Here’s a new one to add.  Fat to use for cookies.  What?  Cookies, you say?

The recipe on deck this week for Cook the Book Fridays is Duck Fat Cookies or sablés à graisse de canard, if you want to sound more elegant. In reading the notes accompanying this recipe in David Lebovitz’s My Paris Kitchen, It wasn’t clear to me whether these cookies are actually made in southwest France where residents eat lots of duck fat or if these were just inspired by those customs.

Most of the ingredient list reminded me of the Victorian currant cookies that I sometimes make at holiday time.  Currants are steeped in brandy to plump them up before mixing them into a shortbread-like cookie dough.  However Victorian currant cookies don’t include any duck fat.  In Duck Fat Cookies, more than half of the fat is duck fat.  Interesting….

The dough came together easily in the stand mixer.  The texture of the dough was very tender.  The dough was divided and shaped into logs and chilled.  Refrigerator cookies, one of my favorite inventions!  I baked one log, freezing the other for another time.  My cookies never really browned, even lightly, though I baked them extra time.  I should have used a slightly higher oven temperature.

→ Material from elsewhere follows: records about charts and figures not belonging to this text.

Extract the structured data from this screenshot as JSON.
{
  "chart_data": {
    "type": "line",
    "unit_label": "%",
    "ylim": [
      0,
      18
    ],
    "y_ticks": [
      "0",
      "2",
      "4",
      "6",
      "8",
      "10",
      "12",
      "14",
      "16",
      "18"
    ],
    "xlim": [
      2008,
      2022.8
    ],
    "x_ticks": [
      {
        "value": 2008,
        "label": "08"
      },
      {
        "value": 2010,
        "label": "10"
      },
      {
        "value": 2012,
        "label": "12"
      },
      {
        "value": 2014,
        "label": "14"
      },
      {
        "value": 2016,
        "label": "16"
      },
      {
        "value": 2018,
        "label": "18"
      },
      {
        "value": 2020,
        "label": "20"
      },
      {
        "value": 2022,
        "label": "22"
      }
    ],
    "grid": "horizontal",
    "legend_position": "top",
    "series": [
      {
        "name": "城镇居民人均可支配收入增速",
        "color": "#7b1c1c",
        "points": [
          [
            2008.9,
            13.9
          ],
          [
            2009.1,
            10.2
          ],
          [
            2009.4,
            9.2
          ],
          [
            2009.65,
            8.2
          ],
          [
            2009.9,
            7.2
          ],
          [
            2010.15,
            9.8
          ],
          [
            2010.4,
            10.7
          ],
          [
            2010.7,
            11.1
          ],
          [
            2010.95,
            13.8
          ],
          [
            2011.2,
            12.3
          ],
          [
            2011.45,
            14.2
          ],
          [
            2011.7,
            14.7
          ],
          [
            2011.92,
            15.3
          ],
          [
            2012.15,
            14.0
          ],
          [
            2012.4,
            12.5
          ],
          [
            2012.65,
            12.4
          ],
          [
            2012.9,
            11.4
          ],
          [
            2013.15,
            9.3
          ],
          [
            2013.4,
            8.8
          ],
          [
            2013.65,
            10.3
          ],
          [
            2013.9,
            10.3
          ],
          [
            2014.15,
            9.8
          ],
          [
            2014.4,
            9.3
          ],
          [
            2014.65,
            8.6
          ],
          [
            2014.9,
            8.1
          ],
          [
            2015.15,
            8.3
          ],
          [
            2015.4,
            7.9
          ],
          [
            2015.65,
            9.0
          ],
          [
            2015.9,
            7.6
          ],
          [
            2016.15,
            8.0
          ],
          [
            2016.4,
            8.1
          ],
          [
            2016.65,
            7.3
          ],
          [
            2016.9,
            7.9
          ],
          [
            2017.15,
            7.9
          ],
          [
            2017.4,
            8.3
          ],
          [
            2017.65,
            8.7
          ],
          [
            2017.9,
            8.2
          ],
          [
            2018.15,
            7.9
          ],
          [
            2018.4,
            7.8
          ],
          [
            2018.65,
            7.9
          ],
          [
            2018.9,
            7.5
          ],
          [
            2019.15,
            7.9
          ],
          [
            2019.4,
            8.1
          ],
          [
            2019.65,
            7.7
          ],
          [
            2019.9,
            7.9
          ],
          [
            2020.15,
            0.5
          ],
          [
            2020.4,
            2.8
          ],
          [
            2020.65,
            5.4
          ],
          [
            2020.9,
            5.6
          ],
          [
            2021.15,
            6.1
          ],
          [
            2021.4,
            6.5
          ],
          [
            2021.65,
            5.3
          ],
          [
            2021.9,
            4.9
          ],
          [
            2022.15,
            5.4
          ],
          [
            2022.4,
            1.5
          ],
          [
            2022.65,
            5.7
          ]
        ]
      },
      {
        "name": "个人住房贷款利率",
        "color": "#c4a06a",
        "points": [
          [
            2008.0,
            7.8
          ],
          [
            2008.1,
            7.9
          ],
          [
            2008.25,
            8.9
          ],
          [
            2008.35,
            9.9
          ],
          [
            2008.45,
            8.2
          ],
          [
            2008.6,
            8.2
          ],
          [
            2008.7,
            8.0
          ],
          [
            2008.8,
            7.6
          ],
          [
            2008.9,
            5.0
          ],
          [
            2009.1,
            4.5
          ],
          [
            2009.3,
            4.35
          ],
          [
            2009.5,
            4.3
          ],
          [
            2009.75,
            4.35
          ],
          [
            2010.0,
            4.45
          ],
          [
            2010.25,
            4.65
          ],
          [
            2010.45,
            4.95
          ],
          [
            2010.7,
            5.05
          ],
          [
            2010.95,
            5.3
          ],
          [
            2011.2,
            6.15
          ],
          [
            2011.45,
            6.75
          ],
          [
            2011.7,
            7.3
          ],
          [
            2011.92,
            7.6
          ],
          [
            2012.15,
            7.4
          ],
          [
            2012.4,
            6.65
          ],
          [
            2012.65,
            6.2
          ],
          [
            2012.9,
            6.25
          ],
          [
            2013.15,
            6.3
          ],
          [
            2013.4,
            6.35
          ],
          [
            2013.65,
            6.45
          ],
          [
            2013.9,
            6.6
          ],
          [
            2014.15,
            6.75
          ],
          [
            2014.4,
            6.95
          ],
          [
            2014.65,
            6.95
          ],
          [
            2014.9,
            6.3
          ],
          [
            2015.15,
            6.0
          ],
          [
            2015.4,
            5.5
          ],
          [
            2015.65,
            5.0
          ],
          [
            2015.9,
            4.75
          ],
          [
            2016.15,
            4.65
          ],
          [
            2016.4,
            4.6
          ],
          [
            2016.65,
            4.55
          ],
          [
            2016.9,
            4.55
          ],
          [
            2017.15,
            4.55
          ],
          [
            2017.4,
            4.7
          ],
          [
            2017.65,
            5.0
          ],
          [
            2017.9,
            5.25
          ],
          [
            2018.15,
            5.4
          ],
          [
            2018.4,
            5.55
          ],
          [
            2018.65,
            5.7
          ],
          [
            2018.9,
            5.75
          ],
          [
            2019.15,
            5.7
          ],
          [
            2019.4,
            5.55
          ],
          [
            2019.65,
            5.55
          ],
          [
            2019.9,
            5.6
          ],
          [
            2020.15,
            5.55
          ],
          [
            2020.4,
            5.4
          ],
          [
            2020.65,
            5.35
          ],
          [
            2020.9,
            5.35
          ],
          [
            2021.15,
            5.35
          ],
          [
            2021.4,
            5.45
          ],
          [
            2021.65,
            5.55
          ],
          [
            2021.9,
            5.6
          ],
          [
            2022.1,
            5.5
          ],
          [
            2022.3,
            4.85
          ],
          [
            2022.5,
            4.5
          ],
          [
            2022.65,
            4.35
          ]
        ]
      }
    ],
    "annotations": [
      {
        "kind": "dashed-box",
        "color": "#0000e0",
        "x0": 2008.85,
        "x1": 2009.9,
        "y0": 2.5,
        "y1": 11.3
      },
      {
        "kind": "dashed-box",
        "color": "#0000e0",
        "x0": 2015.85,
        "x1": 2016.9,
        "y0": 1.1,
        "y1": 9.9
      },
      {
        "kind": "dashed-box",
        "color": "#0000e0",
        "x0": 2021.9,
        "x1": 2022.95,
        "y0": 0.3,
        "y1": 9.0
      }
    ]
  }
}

The cookies were wonderfully sandy, earning their name of sables.  However, the taste was rather odd.  I used duck fat leftover from Howard’s homemade duck confit, and I could taste the residual spices used to flavor the duck.  In contrast with the sweet dough and the dried fruit, the savory spices were jarring.  The first thing that came to my mind was the memory of a similar contrast in Salted Olive Crisps, where olives dotted a sweetish dough.  I’m thinking savory additions, such as olives and nuts, would make a better combination with the duck fat dough.

To see how the others from Cook the Book Fridays made out, check out their links here.  To try them yourself, you can find the recipe on page 297 in David Lebovitz’s My Paris Kitchen.

The highlight of my week, and maybe the whole summer, was a daytrip we took to Duxbury, Massachusetts for a tour of Island Creek Oyster Farm.  We booked the tour back in April when there was no way we’d know the weather would be picture perfect.  We enjoyed a two-hour tour that included a visit to the hatchery where over 20 million oysters were seeded this season and a boat ride in Duxbury Bay to see where the oysters are farmed.  The culmination of the afternoon was enjoying unlimited oysters at the new raw bar after our tour.  Howard and I ate 4 dozen each.  It was a fabulous day!